9 Thomas Alexander Cochrane nasceu no ano de 1775 em Annsfield e faleceu em Londres em 1860. Foi militar da Marinha Real Britânica e destacou-se nas Guerras Napoleônicas, sendo apelidado pelo seu opositor Napoleão de "lobo do mar" por sua ousadia. Concomitantemente foi eleito membro do Parlamento, porém, condenado a prisão por fraude em 1814, foi obrigado a sair da Marinha. Em 1817 foi contratado para combater nas lutas pela independência do Chile e Argentina e em 1823 contratado pelo Brasil para ajudar nos combates as províncias que se recusavam a aderir a independência, como Pará e Maranhão. Pelo seu bom desempenho e sucesso nas operações, recebeu de d. Pedro I o título de Marquês do Maranhão. Permaneceu no Brasil até 1825 combatendo as frotas portuguesas e a Confederação do Equador que ocorreu no nordeste. No entanto, não foi pago pelo governo brasileiro e levou alguns navios como recompensa. Lutou também pela independência da Grécia e em 1830 voltou a Inglaterra. Com a morte de seu pai, recebeu em 1831 o título de 10º Conde de Dundonald e no ano seguinte foi readmitido pela Marinha Britânica, onde alcançou o posto de almirante.
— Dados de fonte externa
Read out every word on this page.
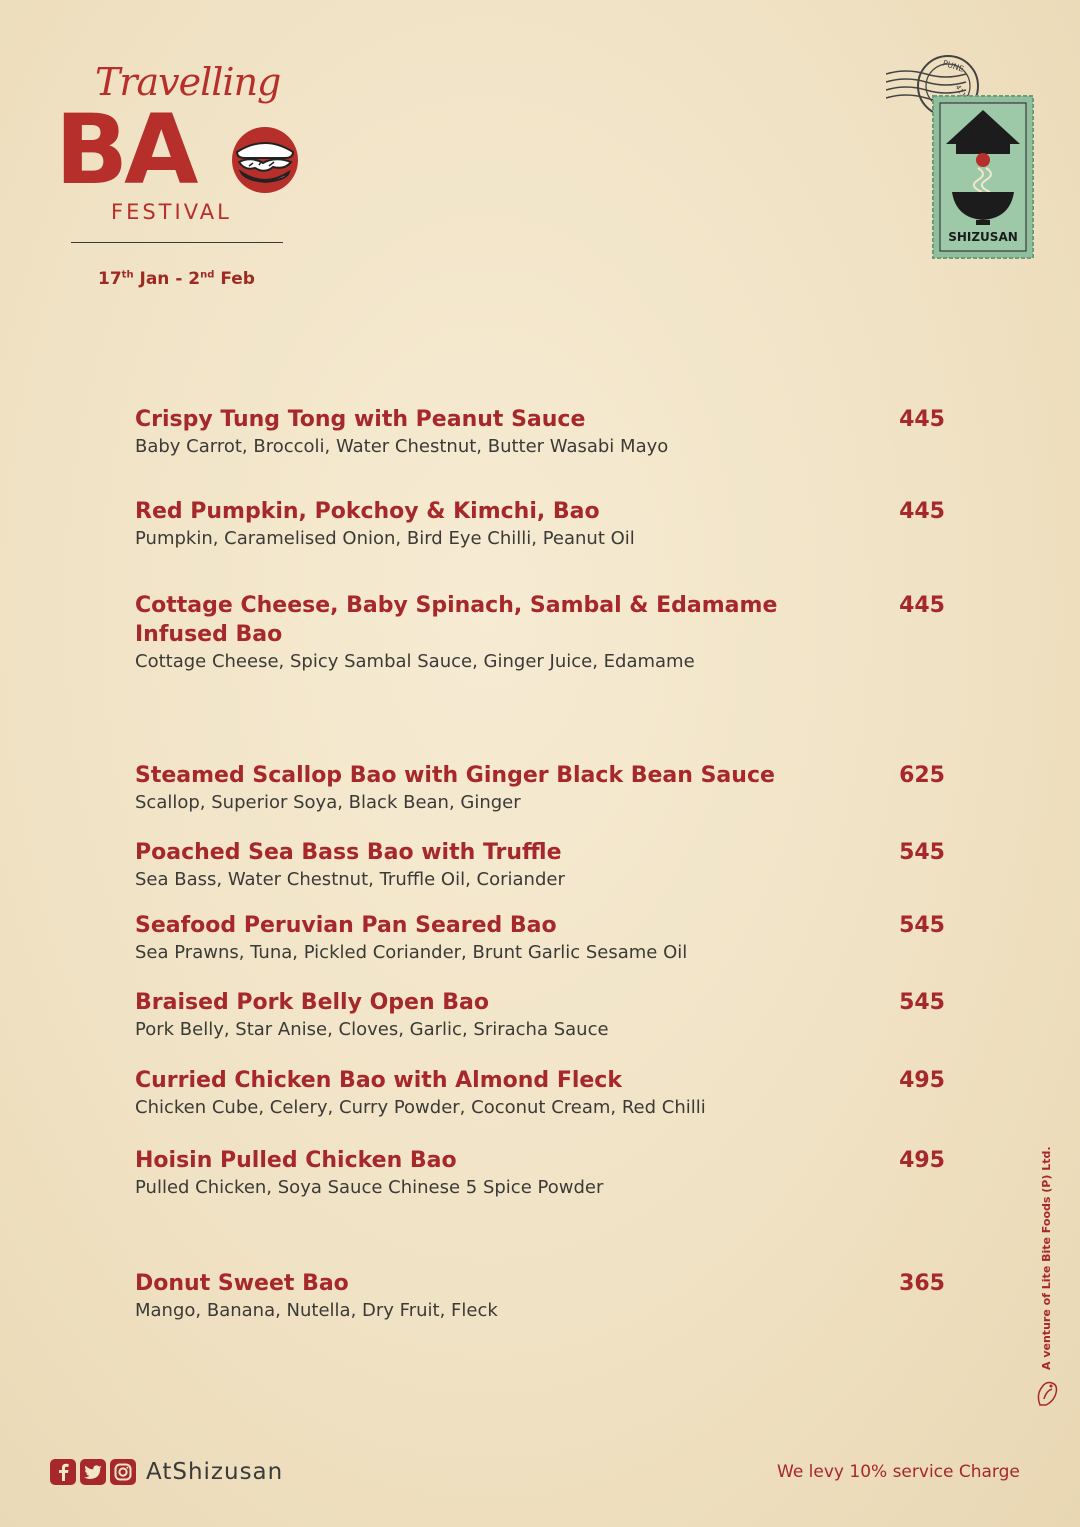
Travelling
BA
FESTIVAL
17th Jan - 2nd Feb
PUNE
SHIZUSAN
Crispy Tung Tong with Peanut Sauce	445
Baby Carrot, Broccoli, Water Chestnut, Butter Wasabi Mayo
Red Pumpkin, Pokchoy & Kimchi, Bao	445
Pumpkin, Caramelised Onion, Bird Eye Chilli, Peanut Oil
Cottage Cheese, Baby Spinach, Sambal & Edamame Infused Bao
445
Cottage Cheese, Spicy Sambal Sauce, Ginger Juice, Edamame
Steamed Scallop Bao with Ginger Black Bean Sauce	625
Scallop, Superior Soya, Black Bean, Ginger
Poached Sea Bass Bao with Truffle	545
Sea Bass, Water Chestnut, Truffle Oil, Coriander
Seafood Peruvian Pan Seared Bao	545
Sea Prawns, Tuna, Pickled Coriander, Brunt Garlic Sesame Oil
Braised Pork Belly Open Bao	545
Pork Belly, Star Anise, Cloves, Garlic, Sriracha Sauce
Curried Chicken Bao with Almond Fleck	495
Chicken Cube, Celery, Curry Powder, Coconut Cream, Red Chilli
Hoisin Pulled Chicken Bao	495
Pulled Chicken, Soya Sauce Chinese 5 Spice Powder
Donut Sweet Bao	365
Mango, Banana, Nutella, Dry Fruit, Fleck
AtShizusan	We levy 10% service Charge
A venture of Lite Bite Foods (P) Ltd.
10 José Bonifácio de Andrada e Silva foi um intelectual ilustrado, naturalista e político que exerceu grande influência no processo de independência do Brasil. Nasceu em Santos em 1763, proveniente de família rica e pai funcionário da administração colonial. Assim como os demais integrantes da "geração de 1790" formou-se na Universidade de Coimbra, nos cursos de filosofia e direito. Enquanto sócio da Academia Real de Ciências de Lisboa viajou pela Europa estudando química e mineralogia. Em Portugal ocupou as funções de Intendente Geral das Minas e Metais do Reino, professor de metalurgia em Coimbra e diretor do Real Laboratório da Casa da Moeda. De volta a São Paulo em 1819, viajou pela província fazendo estudos mineralógicos e em seguida, por ocasião do movimento vintista do Porto, foi eleito membro da Junta Governativa de São Paulo. Era adepto da idéia de um Império luso-brasileiro, sem que o Brasil perdesse a autonomia já conquistada. Porém, as pressões das Cortes de Lisboa o fizeram mudar de estratégia e defender então, a emancipação da colônia. Conhecido por suas articulações políticas na construção do novo império idealizou a aclamação do imperador, além de trabalhar na adesão das províncias que ainda se mantinham fiéis a Lisboa e no reconhecimento da independência junto a Inglaterra. Rompeu relações com o imperador no final de 1823 por criticar sua atuação autoritária e aproximação com alguns portugueses, levando-o a exilar-se na França. A reaproximação entre ambos aconteceu em 1829 quando voltou ao Brasil, e depois se tornou tutor de d. Pedro II por ocasião da abdicação. Foi destituído deste cargo e preso em sua casa em Paquetá por seus adversários. Mesmo com a absolvição em 1835, permaneceu nesta casa até sua morte em 1838, deixando apenas uma herdeira. José Bonifácio apesar de ter uma postura iluminista, preocupação com a questão indigenista, ser contrário ao trabalho escravo e defender a educação como meio de transformação da sociedade, também se mostrou bastante conservador defendendo o sistema monárquico, a não participação popular e a idéia de que a elite deveria conduzir o país ao progresso. Neste período ocupava a função de Conselheiro de Estado - Ministro e Secretário de Estado dos Negócios do Reino e Estrangeiros.